Begitu kita melewati pintu masuk, terpajang sebuah koleksi batu berukir. Batu tersebut begitu berharga. Namanya makara. Umumnya hiasan tersebut berbentuk ikan berkepala gajah. Pada zaman dulu makara dimaksudkan sebagai penolak bala. Hiasan seperti itu sering dijumpai pada bangunan candi, khususnya pada pipi tangga, gapura, pintu, relung, dan pancuran air.
Boleh dibilang makara adalah maskot Museum Negeri Provinsi Sumatera Utara. Museum itu diresmikan pada 19 April 1982. Namun peletakan koleksi pertama dilakukan oleh Presiden Soekarno pada 1954 berupa makara. Mungkin menjadi satu-satunya museum di Sumatera yang diluncurkan oleh seorang presiden. Â Seperti halnya Museum Nasional di Jakarta, Museum Negeri Provinsi Sumatera Utara juga dikenal sebagai Gedung Arca.

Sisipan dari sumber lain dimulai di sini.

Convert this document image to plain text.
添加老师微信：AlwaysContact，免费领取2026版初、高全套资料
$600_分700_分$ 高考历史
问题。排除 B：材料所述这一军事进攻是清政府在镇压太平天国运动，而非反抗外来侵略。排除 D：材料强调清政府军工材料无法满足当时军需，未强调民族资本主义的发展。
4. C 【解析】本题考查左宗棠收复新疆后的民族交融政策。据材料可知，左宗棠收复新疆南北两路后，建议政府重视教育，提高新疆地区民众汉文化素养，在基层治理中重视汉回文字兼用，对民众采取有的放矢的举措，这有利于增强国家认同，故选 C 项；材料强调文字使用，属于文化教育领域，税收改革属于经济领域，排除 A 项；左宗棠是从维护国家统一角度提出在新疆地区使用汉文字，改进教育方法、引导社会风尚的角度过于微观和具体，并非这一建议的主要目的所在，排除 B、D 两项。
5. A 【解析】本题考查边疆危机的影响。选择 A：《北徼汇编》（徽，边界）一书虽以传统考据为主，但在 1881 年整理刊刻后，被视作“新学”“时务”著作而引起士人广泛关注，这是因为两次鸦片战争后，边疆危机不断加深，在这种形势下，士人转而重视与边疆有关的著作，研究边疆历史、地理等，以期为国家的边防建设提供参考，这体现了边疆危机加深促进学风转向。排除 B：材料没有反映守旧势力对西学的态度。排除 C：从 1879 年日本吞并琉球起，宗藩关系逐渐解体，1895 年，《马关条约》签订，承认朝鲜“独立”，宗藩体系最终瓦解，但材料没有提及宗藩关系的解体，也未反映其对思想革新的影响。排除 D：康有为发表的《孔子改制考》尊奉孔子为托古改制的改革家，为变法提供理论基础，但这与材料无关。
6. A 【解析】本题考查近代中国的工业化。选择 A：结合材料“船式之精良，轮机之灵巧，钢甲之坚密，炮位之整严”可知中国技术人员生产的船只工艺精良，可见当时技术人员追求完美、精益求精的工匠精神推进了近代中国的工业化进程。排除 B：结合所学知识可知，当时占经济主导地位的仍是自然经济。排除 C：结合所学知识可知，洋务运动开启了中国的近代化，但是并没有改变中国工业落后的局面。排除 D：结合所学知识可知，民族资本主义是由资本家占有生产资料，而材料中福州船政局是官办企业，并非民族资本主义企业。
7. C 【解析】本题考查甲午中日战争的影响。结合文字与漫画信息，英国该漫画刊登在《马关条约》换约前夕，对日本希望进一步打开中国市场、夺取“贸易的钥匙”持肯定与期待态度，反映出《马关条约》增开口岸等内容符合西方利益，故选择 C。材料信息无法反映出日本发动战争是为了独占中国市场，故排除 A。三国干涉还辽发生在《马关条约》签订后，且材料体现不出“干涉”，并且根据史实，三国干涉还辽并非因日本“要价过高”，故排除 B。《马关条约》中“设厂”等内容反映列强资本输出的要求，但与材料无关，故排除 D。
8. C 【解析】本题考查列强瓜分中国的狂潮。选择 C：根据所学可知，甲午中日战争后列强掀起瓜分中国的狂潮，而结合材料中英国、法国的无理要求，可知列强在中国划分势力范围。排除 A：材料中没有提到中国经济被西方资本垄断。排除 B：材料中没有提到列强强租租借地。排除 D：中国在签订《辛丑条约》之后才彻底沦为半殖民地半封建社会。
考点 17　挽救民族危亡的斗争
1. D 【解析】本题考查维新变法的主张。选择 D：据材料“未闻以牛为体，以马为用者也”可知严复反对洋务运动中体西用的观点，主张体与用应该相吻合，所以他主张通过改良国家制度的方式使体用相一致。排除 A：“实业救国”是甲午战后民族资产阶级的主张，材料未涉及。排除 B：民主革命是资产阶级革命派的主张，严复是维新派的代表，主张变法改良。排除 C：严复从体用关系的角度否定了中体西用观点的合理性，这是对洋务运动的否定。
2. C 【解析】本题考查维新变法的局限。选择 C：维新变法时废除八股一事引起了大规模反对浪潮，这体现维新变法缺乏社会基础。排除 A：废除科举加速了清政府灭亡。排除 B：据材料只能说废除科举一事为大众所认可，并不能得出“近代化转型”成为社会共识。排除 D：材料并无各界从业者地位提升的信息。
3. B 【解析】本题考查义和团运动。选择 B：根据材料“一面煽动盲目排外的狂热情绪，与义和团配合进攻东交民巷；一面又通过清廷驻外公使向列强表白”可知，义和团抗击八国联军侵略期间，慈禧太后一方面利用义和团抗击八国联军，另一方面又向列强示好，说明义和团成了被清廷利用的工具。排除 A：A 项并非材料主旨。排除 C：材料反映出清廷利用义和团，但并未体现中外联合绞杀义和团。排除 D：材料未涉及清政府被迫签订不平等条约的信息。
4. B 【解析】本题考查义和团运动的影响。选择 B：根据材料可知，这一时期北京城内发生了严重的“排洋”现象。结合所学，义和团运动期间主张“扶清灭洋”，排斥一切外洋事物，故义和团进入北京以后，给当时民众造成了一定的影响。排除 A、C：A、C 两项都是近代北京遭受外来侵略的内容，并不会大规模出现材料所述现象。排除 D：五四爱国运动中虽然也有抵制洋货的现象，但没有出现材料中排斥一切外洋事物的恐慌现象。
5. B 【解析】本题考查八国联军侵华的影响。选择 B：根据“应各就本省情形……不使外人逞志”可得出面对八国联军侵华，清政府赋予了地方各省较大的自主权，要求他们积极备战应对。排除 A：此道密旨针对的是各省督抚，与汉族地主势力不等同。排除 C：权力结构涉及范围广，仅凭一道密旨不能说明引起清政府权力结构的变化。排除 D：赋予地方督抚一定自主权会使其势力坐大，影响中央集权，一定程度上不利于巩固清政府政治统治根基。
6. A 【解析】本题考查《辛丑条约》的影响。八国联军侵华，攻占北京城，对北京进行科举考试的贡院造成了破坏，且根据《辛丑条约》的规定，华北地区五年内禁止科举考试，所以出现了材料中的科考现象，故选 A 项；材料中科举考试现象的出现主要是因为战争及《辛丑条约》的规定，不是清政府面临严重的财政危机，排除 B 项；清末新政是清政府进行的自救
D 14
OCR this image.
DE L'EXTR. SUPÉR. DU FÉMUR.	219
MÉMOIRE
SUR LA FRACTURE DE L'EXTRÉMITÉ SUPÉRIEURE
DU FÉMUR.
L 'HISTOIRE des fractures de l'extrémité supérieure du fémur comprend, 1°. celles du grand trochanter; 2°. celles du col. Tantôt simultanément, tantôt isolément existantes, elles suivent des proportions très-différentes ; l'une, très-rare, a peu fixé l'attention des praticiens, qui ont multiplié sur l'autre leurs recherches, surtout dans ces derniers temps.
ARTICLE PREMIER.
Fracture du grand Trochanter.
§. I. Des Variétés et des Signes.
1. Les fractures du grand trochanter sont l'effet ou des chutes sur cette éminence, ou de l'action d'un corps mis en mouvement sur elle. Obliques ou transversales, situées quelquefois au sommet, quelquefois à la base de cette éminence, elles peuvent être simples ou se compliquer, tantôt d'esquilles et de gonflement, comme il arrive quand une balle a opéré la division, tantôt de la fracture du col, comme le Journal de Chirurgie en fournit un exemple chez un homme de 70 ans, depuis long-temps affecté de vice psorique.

Bangunan museum berdiri di atas lahan seluas 10.468 meter persegi, terdiri atas bangunan induk dua lantai. Secara arsitektur, bentuk bangunan induk museum menggambarkan rumah tradisional daerah Sumatera Utara. Pada bagian atap depan dipenuhi dengan ornamen dari etnis Melayu, Batak Toba, Simalungun, Karo, Mandailing, Pakpak, dan Nias.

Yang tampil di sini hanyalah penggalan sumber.